February 18, 2015
Who would have ever thought that what was once considered a "throw away" part of the chicken would eventually become a staple in American bar food? The chicken wing was exactly that, discards, until the owners of the Anchor Inn in Buffalo, NY, decided to make up a special treat for their customers late on a Friday evening.
The wings were cut in half to create two pieces, the "flat," which we call the wing, and the drumstick. They were deep-fried and tossed in hot sauce. She also added some celery and blue cheese dressing on the side, and low and behold, this free handout to the barflies on a Friday evening would become the infamous "Buffalo Wing."
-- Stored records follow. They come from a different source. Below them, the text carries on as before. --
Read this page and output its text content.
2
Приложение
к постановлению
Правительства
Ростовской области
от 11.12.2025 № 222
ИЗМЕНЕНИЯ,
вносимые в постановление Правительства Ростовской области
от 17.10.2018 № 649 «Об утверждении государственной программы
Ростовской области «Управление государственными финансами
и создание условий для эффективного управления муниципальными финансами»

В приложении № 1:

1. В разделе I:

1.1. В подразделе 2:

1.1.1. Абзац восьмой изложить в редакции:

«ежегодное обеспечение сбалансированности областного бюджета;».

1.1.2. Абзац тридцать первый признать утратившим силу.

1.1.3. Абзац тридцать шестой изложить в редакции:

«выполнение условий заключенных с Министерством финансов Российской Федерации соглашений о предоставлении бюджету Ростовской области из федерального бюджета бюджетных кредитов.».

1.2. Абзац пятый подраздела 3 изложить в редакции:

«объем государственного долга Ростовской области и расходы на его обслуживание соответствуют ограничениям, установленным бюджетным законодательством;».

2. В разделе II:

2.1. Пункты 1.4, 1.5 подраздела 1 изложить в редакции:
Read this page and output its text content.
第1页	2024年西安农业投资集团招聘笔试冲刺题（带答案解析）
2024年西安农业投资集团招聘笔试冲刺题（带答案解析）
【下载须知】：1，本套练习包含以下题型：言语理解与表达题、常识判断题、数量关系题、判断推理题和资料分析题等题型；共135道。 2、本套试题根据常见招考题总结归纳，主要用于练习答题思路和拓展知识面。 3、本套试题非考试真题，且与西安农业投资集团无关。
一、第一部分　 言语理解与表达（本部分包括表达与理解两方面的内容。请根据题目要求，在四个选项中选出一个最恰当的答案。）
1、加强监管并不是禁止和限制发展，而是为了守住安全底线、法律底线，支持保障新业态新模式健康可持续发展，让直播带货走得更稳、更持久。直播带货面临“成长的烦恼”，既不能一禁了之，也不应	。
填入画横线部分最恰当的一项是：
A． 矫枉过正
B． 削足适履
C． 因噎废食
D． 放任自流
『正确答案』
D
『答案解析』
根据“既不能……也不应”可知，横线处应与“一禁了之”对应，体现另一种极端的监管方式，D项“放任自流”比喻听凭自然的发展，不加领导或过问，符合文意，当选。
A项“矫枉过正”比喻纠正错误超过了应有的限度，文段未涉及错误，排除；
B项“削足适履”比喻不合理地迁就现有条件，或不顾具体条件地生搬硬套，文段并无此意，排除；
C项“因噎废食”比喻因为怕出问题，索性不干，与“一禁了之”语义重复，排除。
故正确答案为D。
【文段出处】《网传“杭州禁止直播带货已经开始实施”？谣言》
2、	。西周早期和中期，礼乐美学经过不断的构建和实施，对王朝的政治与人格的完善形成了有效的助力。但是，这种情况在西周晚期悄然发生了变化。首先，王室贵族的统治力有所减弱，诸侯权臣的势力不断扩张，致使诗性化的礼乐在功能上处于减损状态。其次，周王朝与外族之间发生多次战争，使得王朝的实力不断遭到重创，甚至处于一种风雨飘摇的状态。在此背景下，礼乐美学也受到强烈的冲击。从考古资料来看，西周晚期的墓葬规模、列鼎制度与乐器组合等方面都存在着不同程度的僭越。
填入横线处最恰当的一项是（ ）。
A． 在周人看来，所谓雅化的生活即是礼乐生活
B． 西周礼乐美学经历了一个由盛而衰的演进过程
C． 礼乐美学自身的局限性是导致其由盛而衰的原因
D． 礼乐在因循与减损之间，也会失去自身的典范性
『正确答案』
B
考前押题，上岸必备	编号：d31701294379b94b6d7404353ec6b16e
Since that evening, many different forms of wings have been introduced, including this delightful honey-garlic wing recipe featured below. This is a nice option for those that do not like the taste of hot sauce or wings that are overly spicy. The honey obviously adds sweetness while the garlic still gives the wings a bit of an edge. Of course, you can always spice it up if you like!
Ingredients for Honey-Garlic Chicken Wings:
• 2.5 pounds trimmed and separated wings
• 5T Manuka Honey (this can be adjusted to taste)
• 3/4c water
• 2t ginger
• 1/3c soy sauce
• 4 lg garlic cloves
To Make Honey-Garlic Chicken Wings
1. Preheat oven to 350 degrees
2. Place wings in large baking pan
3. When oven comes to temp, place baking pan with wings into oven and cook until chicken is cooked through and wings are crisp and well browned (about one hour - chicken should have internal temperature of 165 degrees)
4. While wings are cooking, add Manuka honey, soy sauce, water, garlic, and ginger to small bowl and stir until well combined
5. When wings are cooked, remove wings and toss in sauce
6. Return wings to oven to finish for about ten minutes. Sauce should thicken and create a "sticky" wing.
You can also make these wings on a grill or in a deep fryer. However, please ensure the internal temperature of the wings is at least 165 degrees Fahrenheit to ensure they are cooked all the way through. Serving chicken products below this recommended internal temperature can lead to food borne illnesses, such as salmonella.